Surveyor’s Journal Entry Six
Franklin County Takes Shape After Reaching to Lake Erie
Franklin County, named in honor of Benjamin Franklin, was established by the new state legislature on April 30, 1803. The first surveys of the region were conducted for the federal government by Deputy Surveyors John Matthews (Rufus Putnam’s nephew) and Ebenezer Buckingham (Rufus Putnam’s future son-in-law) in 1799, and by Elnathan Schofield (John Mathew’s business partner and future Pickaway County Surveyor) in 1801.
The county’s original boundaries, “beginning on the western boundary of Range 20 of townships east of the Scioto River, at the corner of Sections 24 and 25, Township 9, Range 21,” reached from the center of modern-day Pickaway County north to Lake Erie and encompassed all of modern-day Madison, Delaware, Marion, Crawford, Wyandot, Seneca, and Sandusky Counties, as well as portions of Union, Champaign, Clarke, Logan, Hardin, Hancock, and Wood Counties.
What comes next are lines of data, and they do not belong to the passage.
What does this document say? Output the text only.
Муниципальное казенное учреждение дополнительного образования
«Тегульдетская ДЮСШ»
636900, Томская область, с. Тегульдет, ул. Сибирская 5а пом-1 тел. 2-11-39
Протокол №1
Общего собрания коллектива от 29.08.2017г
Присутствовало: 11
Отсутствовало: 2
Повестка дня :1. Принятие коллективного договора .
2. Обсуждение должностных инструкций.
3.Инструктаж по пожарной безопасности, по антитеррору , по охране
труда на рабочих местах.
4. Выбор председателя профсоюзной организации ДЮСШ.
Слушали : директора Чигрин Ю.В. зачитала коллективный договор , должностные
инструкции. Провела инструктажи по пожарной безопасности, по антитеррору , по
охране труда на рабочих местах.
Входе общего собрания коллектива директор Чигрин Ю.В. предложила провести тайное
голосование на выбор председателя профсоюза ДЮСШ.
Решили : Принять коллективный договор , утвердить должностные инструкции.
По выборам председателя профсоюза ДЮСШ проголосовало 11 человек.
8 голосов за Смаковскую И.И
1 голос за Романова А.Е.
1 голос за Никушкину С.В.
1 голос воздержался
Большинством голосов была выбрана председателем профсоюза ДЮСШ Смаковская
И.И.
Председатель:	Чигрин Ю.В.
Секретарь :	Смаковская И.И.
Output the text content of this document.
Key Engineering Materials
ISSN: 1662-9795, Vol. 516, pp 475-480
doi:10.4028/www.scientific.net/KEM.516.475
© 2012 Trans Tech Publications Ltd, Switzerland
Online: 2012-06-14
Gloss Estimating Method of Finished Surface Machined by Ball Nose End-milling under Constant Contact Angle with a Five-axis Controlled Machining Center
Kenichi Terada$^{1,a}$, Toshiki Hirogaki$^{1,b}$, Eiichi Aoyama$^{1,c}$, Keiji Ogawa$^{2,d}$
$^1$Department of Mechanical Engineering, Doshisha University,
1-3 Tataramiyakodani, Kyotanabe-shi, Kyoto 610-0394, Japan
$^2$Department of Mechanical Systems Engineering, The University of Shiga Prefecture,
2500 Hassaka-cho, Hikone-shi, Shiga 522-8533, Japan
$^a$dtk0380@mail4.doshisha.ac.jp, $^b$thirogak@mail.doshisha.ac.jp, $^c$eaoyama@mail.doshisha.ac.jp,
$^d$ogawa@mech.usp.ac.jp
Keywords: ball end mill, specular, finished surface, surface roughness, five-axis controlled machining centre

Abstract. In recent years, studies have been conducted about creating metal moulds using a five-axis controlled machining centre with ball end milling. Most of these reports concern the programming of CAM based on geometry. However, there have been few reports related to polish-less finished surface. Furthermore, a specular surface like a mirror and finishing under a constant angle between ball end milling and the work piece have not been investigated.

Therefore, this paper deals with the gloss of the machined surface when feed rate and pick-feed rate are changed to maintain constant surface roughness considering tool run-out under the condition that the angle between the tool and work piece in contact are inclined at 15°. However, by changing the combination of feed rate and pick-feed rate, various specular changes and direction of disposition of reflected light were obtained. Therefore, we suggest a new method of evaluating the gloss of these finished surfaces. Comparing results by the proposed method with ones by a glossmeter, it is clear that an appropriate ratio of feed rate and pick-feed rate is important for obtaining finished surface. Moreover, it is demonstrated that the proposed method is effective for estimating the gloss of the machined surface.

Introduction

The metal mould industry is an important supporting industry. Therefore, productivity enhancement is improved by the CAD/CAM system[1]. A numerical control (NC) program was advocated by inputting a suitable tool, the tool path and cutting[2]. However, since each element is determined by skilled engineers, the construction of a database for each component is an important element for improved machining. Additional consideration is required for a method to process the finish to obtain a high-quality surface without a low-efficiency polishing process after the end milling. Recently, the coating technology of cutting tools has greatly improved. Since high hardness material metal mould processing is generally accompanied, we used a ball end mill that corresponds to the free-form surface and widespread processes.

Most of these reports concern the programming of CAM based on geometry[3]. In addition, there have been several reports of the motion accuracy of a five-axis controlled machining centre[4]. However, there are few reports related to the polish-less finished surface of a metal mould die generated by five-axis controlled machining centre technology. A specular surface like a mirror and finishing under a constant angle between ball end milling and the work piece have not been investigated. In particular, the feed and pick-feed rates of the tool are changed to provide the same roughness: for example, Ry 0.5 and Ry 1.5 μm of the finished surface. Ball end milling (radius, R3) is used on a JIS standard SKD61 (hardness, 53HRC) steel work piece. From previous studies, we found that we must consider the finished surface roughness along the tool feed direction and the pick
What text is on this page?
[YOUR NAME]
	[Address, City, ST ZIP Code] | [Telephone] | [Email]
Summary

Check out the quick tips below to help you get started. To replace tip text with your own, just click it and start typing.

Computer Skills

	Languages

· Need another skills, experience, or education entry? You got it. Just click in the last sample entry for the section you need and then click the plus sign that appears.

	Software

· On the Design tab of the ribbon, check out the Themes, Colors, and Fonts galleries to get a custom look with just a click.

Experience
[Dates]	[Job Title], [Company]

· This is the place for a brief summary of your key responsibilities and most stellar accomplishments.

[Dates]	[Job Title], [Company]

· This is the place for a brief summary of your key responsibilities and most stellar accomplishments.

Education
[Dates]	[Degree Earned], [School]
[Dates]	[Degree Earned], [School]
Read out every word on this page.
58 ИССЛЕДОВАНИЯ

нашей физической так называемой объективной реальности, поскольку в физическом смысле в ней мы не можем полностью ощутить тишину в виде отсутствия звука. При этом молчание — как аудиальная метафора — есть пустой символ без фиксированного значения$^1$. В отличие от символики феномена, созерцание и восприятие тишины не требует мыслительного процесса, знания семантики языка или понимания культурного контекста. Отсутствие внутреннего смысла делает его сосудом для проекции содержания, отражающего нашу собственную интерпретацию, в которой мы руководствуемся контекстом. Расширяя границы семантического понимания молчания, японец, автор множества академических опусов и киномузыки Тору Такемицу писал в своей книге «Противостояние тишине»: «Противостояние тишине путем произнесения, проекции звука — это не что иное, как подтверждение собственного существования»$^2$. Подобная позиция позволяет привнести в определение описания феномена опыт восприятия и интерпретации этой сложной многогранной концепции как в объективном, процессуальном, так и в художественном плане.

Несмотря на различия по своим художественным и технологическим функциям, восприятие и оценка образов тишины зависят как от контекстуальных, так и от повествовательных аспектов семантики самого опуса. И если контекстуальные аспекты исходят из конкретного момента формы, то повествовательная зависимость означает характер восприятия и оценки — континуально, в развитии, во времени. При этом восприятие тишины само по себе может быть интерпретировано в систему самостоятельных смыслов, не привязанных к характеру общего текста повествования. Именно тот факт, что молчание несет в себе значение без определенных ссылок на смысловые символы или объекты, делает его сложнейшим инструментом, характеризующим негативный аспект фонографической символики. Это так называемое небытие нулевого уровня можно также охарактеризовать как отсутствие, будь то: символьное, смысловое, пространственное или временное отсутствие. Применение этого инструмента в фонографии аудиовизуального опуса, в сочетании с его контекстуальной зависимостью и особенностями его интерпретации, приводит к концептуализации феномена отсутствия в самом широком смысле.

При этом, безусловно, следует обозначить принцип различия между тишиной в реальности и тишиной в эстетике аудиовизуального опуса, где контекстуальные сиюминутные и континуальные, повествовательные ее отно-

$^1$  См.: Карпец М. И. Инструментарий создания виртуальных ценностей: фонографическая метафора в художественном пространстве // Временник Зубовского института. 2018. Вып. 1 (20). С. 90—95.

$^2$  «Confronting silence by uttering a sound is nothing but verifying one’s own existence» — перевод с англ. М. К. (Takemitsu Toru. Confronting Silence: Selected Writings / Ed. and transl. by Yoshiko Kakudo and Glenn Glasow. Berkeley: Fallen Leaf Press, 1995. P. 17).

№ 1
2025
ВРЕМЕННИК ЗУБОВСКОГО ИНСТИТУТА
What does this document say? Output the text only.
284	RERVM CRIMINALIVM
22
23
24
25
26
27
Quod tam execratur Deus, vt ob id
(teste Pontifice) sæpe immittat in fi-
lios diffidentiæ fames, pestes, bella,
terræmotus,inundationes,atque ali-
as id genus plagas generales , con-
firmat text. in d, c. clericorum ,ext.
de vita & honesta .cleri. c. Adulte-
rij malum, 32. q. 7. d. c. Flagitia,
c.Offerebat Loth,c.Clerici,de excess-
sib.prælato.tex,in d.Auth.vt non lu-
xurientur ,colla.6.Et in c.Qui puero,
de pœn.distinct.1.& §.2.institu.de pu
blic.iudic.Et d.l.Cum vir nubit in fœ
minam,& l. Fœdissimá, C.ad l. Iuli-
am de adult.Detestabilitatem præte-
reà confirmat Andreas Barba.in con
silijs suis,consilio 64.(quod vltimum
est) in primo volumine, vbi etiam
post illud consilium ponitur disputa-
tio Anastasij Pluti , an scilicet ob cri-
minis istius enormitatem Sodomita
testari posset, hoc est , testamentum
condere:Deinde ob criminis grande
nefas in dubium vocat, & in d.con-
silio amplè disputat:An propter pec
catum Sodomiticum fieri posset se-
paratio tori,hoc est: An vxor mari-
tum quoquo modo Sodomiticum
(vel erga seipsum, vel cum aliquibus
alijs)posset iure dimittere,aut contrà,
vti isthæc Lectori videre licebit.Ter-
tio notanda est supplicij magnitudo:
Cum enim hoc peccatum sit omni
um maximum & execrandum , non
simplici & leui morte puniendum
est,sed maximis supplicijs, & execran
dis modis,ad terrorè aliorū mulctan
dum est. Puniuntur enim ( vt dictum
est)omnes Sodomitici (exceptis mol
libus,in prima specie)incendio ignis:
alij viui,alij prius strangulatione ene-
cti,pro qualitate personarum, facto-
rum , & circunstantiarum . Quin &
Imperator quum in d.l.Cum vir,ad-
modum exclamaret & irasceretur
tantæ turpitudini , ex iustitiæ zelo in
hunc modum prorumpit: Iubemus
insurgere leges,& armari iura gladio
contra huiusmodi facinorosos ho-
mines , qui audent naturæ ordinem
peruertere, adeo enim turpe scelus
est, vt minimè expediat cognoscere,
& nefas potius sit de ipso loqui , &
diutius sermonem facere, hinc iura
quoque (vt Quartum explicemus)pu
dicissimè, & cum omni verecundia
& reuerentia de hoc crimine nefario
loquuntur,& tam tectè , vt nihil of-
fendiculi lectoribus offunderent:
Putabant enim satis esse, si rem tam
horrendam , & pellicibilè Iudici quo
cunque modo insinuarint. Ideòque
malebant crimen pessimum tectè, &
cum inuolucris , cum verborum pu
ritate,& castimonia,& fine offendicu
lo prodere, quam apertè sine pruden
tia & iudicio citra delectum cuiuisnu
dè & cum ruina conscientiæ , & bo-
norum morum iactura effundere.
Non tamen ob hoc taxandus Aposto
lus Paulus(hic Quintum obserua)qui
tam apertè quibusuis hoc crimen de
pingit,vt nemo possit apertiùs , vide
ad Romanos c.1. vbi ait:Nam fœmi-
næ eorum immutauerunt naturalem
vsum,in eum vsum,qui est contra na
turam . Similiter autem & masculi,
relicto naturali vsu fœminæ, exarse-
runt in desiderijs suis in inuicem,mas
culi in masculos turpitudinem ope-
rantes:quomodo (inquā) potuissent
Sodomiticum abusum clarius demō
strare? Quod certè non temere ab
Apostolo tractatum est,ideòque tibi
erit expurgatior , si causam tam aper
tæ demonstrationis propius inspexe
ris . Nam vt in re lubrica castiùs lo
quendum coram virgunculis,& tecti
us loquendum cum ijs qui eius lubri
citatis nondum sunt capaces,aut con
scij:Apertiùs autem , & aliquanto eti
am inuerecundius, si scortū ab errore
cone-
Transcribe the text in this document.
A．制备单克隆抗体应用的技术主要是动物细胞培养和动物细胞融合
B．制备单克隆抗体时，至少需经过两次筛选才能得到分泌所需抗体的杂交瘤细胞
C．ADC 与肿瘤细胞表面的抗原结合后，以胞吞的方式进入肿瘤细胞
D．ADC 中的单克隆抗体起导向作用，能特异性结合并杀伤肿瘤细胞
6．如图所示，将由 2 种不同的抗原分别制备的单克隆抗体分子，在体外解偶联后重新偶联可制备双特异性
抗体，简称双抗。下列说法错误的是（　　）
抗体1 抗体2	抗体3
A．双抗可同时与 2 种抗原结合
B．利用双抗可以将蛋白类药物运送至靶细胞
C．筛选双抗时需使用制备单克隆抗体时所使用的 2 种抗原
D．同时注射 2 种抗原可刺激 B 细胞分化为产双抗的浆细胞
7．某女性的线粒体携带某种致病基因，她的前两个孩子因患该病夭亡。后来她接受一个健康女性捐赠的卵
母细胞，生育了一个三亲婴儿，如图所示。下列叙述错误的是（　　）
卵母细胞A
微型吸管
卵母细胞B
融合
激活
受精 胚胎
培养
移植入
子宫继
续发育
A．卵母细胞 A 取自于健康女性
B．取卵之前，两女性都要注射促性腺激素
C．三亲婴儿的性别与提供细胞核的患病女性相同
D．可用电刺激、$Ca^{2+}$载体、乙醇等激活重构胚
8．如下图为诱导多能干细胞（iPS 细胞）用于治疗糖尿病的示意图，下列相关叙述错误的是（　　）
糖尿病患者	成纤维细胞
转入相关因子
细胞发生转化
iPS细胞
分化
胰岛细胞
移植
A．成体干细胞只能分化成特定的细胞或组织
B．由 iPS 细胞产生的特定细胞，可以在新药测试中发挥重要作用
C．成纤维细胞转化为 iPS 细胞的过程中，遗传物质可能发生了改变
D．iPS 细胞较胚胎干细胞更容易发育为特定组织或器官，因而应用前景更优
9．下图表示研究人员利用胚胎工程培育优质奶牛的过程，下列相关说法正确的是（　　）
For the purpose of electing local Justices of the Peace, the Court of Common Pleas first divided the central part of Franklin County into four townships on May 10, 1803. Franklin and Darby Townships were located west of the Scioto River and Harrison and Liberty Townships were located to the east. Lucas Sullivant served as the Clerk of the Court.
The evolution of Franklin County’s shape and size began with the apportioning of land for the formation of Champaign County in 1805 followed by Delaware County in 1808, Pickaway and Madison Counties in 1810, and Union County in 1820. Land was also added from Fairfield County in 1808, Licking County in 1817, and Fairfield County, including the town of Canal Winchester, in 1851, which was the last major change to the county’s boundaries.
Franklin County, which covers 543.9 square miles, is located between 30° 49’N and 40° 7½’N latitude and 82° 45½’W and 83° 15’W longitude. The northern boundary line lies 20 miles south of the geographical center of Ohio. The highest point, located on the northeast boundary with Licking County, is 1,132 feet above sea level.